The script will also examine the legends of the animal spirits that civilizations and Native American groups of the Americas throughout history have described as a sort of guardian in their upbringing. Animal spirits described in the film include the skinny armadillo Dillo and the heavy-set tapir Vaca. They are introduced as comic-relief characters. One of the major spirit animals highlighted is the benevolent Mother spirit of the Amazon: Turtle Motelo Mama described in lore as a giant turtle that protects the Amazon biosphere.

=== Animation ===
At EPIC Cine the animators employ various technologies such as 3D animation, digital sculpture, motion capture and VFX for the film. Sergio Zelada was the director of animation and visual effects. Students from Tunche Films founded Epic Film School were part of the animation crew. At Katuni Animation, the technical director was Bram Vermaas. Using a suite of animation tools from Autodesk Maya such as Shotgun, animBot and whisKEY, the animation studio was able to review and increase efficiency for the animation. Panel drawings for the characters, creatures and background were handled by Tunche Films while Katuni Animation handled the animation aspect for the film.

=== Music ===
The theme song for the film is "AINBO Spirit of the Amazon Movie Song." The song is composed by Carlos Eduardo, Jose Antonio and performed by Maritza Rodriguez.

== Reception ==
The film received generally positive reviews. Peter Osteried for a Swiss review at Cineman noted although the film's potential isn't fully realized, Ainbo: Spirit of the Amazon has a "little more substructure" in comparison to foreign mythology stories that are adapted by major animation studios noting it is "ambitious and honorable attempt to stand up to the big films." Cinencuentro critic Sebastián Zavala from Peru noted the film is one of the best animations of Peru while stating "there is no denying that the passion of its creators is noticeable on screen." The review noted the second half of the film was better than the first half, that "finds its own style" that features a "worthy representation of the Amazon in a good-budget animated film." The additional side characters of Vaca and Dilo give the film an "adorable and cartoonish" atmosphere.

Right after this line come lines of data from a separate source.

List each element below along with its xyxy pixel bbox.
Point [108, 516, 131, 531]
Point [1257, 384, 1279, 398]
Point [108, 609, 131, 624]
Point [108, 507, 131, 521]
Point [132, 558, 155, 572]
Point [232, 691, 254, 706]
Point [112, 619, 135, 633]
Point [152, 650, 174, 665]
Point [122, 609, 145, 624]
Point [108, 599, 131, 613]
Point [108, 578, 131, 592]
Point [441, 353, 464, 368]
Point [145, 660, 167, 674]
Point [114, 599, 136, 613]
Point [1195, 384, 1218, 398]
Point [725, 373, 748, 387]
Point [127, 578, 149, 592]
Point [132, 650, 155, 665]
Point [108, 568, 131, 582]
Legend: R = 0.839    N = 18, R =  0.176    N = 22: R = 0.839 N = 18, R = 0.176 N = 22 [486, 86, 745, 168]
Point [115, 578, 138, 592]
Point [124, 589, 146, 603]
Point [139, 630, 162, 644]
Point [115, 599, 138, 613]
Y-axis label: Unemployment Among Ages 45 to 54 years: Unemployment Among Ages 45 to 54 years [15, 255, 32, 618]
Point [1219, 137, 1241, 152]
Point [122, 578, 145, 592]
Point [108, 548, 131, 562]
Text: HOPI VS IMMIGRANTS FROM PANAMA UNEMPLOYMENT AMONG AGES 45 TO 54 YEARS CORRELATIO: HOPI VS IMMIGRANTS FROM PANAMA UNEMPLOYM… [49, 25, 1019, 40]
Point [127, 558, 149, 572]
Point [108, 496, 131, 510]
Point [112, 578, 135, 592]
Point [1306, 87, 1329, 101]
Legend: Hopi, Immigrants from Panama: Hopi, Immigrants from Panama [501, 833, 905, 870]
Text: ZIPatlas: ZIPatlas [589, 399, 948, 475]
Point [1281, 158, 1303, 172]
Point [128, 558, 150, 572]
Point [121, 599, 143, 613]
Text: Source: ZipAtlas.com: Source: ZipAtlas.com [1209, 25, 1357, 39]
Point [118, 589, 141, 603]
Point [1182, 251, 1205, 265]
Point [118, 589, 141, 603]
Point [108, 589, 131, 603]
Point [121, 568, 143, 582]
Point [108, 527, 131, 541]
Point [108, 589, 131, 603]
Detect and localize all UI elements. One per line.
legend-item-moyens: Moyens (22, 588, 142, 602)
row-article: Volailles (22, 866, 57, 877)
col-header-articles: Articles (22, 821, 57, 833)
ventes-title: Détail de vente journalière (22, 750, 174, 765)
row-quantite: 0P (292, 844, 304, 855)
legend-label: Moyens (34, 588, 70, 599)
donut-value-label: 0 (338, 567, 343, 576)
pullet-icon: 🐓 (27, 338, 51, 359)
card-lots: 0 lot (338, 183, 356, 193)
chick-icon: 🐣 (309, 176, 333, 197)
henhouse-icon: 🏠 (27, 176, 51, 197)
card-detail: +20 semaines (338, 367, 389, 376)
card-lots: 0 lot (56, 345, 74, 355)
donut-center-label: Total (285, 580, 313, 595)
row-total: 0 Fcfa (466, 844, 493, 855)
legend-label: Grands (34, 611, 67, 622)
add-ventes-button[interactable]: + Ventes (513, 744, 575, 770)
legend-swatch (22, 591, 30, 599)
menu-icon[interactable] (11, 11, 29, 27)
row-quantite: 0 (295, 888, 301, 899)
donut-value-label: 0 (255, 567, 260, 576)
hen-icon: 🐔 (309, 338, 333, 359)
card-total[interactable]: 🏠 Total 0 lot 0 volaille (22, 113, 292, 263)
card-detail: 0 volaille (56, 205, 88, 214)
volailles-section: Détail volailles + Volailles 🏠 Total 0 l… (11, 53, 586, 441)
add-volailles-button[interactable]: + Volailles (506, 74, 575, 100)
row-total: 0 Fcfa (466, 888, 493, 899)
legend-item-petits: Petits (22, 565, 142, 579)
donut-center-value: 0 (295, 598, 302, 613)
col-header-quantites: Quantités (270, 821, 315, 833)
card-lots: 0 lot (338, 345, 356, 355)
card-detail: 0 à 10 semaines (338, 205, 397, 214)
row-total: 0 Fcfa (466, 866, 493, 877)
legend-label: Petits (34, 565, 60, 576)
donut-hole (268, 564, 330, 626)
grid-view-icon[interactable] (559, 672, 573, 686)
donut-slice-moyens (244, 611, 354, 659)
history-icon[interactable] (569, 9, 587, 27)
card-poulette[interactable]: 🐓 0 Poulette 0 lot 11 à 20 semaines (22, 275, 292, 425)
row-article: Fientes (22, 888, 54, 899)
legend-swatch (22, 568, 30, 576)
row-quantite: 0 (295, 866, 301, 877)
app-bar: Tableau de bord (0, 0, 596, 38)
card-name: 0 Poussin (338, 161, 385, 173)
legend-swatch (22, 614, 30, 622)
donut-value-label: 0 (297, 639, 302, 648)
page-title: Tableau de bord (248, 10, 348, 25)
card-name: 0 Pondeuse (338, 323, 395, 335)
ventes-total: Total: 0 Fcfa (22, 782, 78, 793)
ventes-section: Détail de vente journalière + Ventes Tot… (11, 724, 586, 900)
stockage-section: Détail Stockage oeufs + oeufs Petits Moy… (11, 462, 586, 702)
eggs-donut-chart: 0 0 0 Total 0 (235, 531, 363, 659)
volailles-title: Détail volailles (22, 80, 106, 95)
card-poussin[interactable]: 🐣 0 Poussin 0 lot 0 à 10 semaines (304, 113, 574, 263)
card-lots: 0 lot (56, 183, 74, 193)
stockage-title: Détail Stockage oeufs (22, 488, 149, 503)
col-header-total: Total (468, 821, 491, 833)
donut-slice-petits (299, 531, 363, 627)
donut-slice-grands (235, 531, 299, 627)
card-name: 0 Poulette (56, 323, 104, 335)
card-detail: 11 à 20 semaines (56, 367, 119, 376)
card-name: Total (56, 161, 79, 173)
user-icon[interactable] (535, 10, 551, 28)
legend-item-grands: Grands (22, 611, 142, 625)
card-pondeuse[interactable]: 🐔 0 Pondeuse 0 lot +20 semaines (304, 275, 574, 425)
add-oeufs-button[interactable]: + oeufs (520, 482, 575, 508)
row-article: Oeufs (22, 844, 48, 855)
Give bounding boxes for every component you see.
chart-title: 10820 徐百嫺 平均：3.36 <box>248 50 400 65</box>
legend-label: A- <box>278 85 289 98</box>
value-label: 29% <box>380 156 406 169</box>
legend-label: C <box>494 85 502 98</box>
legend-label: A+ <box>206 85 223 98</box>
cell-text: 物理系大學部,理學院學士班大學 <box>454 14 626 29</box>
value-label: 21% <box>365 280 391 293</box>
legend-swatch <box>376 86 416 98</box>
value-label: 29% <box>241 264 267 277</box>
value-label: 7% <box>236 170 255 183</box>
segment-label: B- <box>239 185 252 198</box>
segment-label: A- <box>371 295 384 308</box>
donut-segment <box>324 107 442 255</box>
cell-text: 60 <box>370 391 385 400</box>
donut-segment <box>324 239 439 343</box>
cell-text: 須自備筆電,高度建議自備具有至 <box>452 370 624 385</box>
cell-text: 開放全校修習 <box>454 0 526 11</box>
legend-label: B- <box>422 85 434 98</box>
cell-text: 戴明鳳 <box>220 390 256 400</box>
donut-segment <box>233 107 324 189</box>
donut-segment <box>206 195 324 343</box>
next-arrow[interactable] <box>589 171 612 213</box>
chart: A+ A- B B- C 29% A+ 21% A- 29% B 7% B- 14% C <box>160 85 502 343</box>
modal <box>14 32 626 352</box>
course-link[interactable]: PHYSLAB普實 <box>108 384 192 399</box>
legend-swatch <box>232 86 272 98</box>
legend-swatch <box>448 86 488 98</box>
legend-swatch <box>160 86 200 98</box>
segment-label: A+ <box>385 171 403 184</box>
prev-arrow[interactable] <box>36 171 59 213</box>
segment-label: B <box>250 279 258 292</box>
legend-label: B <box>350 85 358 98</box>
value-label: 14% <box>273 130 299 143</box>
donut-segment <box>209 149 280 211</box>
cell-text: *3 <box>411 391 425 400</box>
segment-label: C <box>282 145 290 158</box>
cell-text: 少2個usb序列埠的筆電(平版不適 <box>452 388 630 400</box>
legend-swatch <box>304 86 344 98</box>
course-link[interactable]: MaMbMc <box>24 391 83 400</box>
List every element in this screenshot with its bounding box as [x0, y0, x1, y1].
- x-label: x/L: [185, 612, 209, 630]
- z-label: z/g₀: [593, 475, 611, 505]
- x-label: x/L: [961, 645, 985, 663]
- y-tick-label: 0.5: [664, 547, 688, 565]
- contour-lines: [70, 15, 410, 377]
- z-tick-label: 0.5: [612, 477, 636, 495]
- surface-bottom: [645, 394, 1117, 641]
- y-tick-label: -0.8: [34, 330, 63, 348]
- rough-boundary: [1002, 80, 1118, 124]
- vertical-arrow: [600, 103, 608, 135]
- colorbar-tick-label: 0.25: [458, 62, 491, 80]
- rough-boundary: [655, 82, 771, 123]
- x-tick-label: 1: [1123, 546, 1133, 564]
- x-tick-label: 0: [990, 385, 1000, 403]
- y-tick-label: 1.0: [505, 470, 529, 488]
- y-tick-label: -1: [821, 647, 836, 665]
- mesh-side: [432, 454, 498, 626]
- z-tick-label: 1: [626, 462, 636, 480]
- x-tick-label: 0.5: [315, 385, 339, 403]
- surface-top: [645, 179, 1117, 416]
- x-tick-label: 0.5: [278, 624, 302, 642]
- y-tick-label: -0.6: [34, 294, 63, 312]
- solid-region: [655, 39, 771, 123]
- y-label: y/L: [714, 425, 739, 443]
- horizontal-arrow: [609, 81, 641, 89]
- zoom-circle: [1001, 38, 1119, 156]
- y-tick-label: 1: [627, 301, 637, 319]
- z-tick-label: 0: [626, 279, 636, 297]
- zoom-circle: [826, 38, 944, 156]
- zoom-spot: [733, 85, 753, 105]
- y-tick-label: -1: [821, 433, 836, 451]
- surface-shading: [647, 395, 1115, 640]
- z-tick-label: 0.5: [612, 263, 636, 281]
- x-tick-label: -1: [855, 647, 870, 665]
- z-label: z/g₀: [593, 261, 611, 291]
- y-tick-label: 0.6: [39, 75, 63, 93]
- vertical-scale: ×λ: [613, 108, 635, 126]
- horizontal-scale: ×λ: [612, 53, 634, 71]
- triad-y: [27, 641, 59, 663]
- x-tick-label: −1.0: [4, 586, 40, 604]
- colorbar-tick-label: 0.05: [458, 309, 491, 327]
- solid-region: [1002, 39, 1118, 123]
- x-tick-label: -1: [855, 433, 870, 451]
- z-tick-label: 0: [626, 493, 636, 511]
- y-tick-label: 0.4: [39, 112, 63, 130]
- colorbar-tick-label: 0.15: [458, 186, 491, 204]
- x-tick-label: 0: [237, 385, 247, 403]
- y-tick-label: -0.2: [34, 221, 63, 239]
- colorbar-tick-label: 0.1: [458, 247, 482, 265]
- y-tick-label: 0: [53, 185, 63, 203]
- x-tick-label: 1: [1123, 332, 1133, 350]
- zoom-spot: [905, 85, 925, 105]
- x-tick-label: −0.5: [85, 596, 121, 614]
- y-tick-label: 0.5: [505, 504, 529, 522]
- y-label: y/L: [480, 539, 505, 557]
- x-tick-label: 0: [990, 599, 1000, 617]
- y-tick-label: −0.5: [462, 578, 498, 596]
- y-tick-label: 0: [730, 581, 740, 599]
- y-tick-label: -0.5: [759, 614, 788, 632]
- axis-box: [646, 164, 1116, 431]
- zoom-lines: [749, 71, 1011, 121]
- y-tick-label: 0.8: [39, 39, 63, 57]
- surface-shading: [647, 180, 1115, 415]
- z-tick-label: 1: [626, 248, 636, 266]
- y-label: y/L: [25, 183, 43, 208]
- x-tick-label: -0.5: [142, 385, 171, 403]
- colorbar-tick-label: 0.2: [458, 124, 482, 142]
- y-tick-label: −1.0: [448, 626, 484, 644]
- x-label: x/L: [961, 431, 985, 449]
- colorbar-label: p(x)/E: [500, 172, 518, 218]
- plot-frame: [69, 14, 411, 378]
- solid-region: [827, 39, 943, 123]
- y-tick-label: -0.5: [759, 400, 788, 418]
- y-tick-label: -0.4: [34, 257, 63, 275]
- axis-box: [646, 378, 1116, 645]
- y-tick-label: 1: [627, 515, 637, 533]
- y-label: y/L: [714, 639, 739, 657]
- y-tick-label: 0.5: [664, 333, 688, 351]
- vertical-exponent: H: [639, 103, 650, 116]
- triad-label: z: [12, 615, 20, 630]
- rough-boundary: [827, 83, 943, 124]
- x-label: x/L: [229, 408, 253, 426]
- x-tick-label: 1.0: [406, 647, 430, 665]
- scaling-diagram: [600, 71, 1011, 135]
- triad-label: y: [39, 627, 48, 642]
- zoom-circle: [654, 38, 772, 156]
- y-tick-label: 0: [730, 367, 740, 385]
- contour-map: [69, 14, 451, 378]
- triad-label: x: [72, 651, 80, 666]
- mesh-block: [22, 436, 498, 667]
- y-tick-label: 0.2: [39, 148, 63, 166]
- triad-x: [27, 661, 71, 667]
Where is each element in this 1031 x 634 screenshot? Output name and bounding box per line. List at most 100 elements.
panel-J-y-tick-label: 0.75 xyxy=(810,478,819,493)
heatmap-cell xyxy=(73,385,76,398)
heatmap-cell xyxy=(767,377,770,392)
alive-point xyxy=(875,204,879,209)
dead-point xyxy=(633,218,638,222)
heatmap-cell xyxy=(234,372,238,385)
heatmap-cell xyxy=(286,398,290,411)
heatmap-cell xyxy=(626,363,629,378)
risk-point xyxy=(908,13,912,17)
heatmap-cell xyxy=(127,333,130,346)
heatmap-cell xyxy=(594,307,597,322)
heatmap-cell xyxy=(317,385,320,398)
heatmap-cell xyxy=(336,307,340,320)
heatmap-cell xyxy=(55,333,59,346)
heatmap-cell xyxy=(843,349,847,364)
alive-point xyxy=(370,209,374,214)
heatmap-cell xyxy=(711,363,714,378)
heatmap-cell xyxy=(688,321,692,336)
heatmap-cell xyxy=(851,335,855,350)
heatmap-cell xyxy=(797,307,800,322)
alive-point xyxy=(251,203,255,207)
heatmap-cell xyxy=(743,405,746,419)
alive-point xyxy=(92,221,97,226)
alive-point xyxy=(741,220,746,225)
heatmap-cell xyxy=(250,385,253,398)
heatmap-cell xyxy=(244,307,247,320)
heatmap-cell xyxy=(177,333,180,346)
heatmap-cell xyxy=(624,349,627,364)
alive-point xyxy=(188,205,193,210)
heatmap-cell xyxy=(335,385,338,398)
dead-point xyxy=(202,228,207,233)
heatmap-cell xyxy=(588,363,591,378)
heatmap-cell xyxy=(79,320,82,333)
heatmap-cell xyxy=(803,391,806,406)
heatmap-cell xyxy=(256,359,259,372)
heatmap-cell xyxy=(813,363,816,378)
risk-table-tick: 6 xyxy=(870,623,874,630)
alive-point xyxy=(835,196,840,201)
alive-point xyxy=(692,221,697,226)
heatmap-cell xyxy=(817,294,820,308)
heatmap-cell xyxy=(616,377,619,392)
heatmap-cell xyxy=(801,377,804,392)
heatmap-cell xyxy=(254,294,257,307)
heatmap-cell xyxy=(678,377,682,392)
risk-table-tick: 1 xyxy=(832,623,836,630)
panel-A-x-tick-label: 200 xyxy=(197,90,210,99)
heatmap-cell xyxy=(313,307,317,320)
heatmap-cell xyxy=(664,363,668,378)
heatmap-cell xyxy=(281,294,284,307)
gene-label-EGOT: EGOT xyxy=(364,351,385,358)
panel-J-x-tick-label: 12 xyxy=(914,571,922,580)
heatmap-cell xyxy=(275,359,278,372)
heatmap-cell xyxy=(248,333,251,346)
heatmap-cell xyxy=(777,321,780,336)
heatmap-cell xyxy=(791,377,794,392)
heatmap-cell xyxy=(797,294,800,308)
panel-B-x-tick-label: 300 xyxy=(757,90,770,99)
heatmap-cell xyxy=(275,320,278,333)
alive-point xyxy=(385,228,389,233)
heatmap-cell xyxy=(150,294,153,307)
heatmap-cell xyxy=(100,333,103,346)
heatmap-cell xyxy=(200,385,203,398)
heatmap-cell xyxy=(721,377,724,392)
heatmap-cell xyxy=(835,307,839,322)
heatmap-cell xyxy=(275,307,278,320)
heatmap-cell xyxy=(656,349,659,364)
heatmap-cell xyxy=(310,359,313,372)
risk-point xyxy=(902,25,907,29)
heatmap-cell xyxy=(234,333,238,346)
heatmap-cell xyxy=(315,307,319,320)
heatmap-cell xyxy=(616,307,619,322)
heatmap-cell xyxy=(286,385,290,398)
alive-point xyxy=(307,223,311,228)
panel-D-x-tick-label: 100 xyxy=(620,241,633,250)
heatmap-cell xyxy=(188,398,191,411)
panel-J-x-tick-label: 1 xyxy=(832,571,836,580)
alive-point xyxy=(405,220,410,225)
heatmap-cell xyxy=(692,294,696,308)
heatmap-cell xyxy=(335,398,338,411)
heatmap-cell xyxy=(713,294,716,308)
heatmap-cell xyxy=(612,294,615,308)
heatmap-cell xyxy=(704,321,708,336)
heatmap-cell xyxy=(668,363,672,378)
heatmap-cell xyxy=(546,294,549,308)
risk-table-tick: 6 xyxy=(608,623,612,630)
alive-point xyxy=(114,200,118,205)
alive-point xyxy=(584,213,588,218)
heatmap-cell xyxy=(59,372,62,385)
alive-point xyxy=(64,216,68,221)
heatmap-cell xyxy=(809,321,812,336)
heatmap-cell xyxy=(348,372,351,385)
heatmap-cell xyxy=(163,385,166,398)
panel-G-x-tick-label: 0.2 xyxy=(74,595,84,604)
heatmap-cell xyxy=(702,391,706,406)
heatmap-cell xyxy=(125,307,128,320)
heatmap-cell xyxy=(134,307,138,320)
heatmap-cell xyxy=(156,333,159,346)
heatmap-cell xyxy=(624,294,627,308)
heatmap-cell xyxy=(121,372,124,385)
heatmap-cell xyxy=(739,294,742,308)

UnificationFrance review by Isabelle Arnaud noted the film with a unique French dubbing has different cinematic layers allowing it to target any audience: "The narrative reserves plenty of twists and turns and can be enjoyed at different levels of reading. Thus, the older ones will become aware of the ecological scope and reflection on the nature of the work, while the younger ones will appreciate the main character and her adorable companions." However Olivier Bachelard, writing for the French source Abus de Ciné took issue with the film's narrative flow: "the scenario comes in the end to add many unnecessary elements that disturb the reading."

Barnevakten review at Norway by Rune H. Rasmussen noted the film's concept of the spirit world: "good spirits are important helpers in the fight." Furthermore, the film's message is "excellently suited to create reflection and dialogue around man's cutting down of the rain forest and the destruction of nature and Natural Resources." Ohga! Italian newspaper review at the "il pianeta animato" section noted the film delivers a green message that is ideal for viewing by "adults to explain to the youngest by example and education how to defend nature and the environment, which must be a priority." Falk Straub writing for Spielfilm found the film has a "metaphorical and allegorical narrative style [that] is unusual in many places."

==Awards==
Ainbo was a finalist at the 2022 Quirino Awards for "Best Ibero-American Animation Feature Film" and "Best sound design and original music", but lost in both categories to Bob Spit - We Do Not Like People.